There was snow about 1-2 thousand feet below the Red Banks, through the Red Banks, and then above them it was completely dry. Beautiful, frigid morning summit.
First ever peak ascent. Two day summit. Beautiful mountain...but could not escape my raging headache. Great experience.
Camped on Casaval Ridge and climbed to the summit the next day. We descended the West Face and traversed back to camp. Super trip!
Wanted to do this for most of my life. Finally got around to it last June. Stayed at horse camp and summited the next day. I ended up buying an annual pass because I didn't think I would summit the first time. Not wanting to waste it I came back the first week the old ski bowl opened up and climbed in 1 day. I'll definitely climb this one again by different routes.
I went up the Avalanche Gulch route. People scared me about the Red Banks but there was nothing to worry about at all there. I think the most challenging part was the long haul before the Banks. It looked like my group was the only group to make it on the morning we went. Lots of people turned back before the Banks (as we saw on our way down). OK glissade on the way down but a little too steep for me on or below the RBs- I walked down a bit first. :)
Climbed the Casaval Ridge. Originally planned on bringing skis for the descent, but didn't. I regretted the decision as the West Face looked to be a great ski run.
A climbing partner and I led a blind friend of mine up one of the harder (Hotlum-Wintun Ridge)routes and he did great. He had only climbed Mt. St. Helens before, so it was huge a accomplishment, even for a sighted person. It was for us too.
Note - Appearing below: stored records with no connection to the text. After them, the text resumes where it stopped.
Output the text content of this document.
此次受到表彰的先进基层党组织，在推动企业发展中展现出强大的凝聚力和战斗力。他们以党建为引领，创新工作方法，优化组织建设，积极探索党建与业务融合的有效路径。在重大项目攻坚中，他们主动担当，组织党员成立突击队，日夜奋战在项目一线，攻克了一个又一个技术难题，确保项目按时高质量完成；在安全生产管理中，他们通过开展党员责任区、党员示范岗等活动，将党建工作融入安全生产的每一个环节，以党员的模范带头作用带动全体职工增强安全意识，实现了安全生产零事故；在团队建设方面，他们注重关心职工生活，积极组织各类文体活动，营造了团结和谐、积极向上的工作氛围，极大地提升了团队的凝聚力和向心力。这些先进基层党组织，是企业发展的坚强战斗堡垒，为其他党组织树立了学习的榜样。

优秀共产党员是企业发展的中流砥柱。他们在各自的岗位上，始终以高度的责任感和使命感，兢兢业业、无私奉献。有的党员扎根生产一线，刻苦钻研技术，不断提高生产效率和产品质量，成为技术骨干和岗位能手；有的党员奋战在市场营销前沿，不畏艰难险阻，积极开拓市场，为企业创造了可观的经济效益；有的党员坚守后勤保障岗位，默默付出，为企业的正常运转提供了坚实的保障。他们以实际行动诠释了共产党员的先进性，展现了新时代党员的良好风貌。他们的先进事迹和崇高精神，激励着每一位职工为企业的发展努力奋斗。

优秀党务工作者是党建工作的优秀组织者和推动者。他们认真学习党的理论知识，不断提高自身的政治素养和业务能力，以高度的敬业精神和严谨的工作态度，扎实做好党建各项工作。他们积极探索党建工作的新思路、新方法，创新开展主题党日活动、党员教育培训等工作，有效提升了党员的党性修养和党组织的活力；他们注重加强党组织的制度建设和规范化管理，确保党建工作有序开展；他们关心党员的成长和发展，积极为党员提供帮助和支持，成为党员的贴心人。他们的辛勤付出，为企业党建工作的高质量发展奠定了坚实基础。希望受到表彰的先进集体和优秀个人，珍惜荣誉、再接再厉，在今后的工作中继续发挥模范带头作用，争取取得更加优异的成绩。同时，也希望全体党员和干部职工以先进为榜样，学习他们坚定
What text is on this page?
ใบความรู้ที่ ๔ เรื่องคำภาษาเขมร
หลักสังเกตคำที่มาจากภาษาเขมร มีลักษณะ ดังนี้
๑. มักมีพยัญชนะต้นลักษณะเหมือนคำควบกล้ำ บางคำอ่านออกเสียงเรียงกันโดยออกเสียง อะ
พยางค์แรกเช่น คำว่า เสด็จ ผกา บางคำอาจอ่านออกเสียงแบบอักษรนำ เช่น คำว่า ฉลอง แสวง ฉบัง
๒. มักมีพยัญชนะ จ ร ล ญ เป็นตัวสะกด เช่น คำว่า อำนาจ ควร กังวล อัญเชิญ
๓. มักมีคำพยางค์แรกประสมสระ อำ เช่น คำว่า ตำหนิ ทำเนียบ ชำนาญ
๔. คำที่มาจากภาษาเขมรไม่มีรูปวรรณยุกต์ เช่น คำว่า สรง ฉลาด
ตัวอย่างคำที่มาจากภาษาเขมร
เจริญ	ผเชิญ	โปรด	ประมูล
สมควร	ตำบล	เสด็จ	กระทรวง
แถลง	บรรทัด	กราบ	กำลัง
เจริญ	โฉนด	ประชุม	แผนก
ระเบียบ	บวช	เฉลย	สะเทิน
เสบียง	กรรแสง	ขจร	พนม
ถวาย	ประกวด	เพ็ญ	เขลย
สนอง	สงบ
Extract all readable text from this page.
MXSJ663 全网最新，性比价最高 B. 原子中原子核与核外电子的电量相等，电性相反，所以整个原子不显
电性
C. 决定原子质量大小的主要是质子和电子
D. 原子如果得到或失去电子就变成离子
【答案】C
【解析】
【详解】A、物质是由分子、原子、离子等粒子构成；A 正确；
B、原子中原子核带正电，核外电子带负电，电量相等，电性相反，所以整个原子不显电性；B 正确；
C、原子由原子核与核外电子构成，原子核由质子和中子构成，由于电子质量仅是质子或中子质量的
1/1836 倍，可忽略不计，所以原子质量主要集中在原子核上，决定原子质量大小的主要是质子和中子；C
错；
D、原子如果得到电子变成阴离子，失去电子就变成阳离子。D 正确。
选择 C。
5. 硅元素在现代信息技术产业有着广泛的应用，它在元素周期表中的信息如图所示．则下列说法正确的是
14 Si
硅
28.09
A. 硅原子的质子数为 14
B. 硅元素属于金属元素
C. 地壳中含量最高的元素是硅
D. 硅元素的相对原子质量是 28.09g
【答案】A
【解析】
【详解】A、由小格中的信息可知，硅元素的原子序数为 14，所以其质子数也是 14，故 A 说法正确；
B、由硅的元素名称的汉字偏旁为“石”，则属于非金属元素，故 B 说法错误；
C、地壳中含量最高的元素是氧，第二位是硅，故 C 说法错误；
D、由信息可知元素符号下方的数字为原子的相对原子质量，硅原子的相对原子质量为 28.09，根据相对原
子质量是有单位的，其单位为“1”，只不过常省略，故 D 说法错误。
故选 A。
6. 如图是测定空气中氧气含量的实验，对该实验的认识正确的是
Solstice 2006, July 2007. Skiing off summit with 7000vertical of velvet both times. Oh yeah!
All of my hard work and training paid off. Only 2 out of a group of 6 made it to the top. A lot of snow and ice this year. Great experience!
Traversed to the ridge from the other side of the mountain from our camp out of Northgate. Summited and decided via the Bolam and back down the Hotlam-Bolam Ridge.
Straightforward climb, up the main Red Banks chimney. Still lots of snow left for this time of year. We didn't witness any rockfall. Windy and cold at Misery Hill. Awesome glissade back to Helen!
I climbed up Avy Gulch. I did it solo but I didn't feel like I was alone :) I had an awesome time snow was nice and hard but I did start at 1:00 a.m. Good times in the dark!!! I didn't think the altitude would bug me to much but I started to hurt around 12000. It was a long day on the mountain I think I was on the mountain 15 hrs.
This mountain has it in for me. Got blown off Casaval for the 2nd time.
bivied at 10,850 saturday night, climbed to the summit in just under five hours. No running water; had to melt old snow. Had the north side, maybe the entire mountain, all to ourselves this weekend
aesthetic route -- looking forward to climbing this again in summer
Good time, great conditions up avy gulch...made quick work of the mountain.
Two day summit. I had a blast. 13,500 seems to be when the alti always hits me. Luckily not as much falling rock as the weeks before.
First attempt on Shasta proved to be an awesome and fun experience. I decided to solo Ave Gulch and the only hitch in the experience was the ice fall from climbers and natural formations above. I really enjoyed finally getting atop this mountain that has escaped me for the last five years.
Limited by time and diverted by bad weather on Rainier, we changed plans last minute and headed down to Shasta where the sun was guaranteed to shine. The weather did not disappoint and after catching a couple hours of sleep at the trail head, we headed out at about 0800 in the morning. At a reasonable pace, we summited at just before 1600 and were back at the car by 1945. I promise I will never try it in a single day again.
Got a hall pass to escape the 95 degree heat and humidity in DC and was welcomed by 109 degrees in Redding. Climbed via Avalanche Gulch and stayed at Horse Camp. Wished we stayed at the lake because the 6,000' + on summit day (from Horse Camp) is pushing it - Misery Hill earned its name - was more gassed on Shasta than most of the bigger peaks I've climbed in the Andes. Nice to be able to glissade down, and had a nice cup of coffee when I got back down to town. Beautiful mountain - will likely do this one again.
Brought my gear with me on a business trip and was lucky enough to squeeze in an attempt on Shasta. I packed light up to Helen lake noting that I was the only one there without a tent. After being woken up several times by mountain weasels walking across my legs trying to break into my pack, I was up at 3:30 and off by 4:00. The conditions were great. The red banks were the steepest portion, but very manageable. I summitted around 8:30am.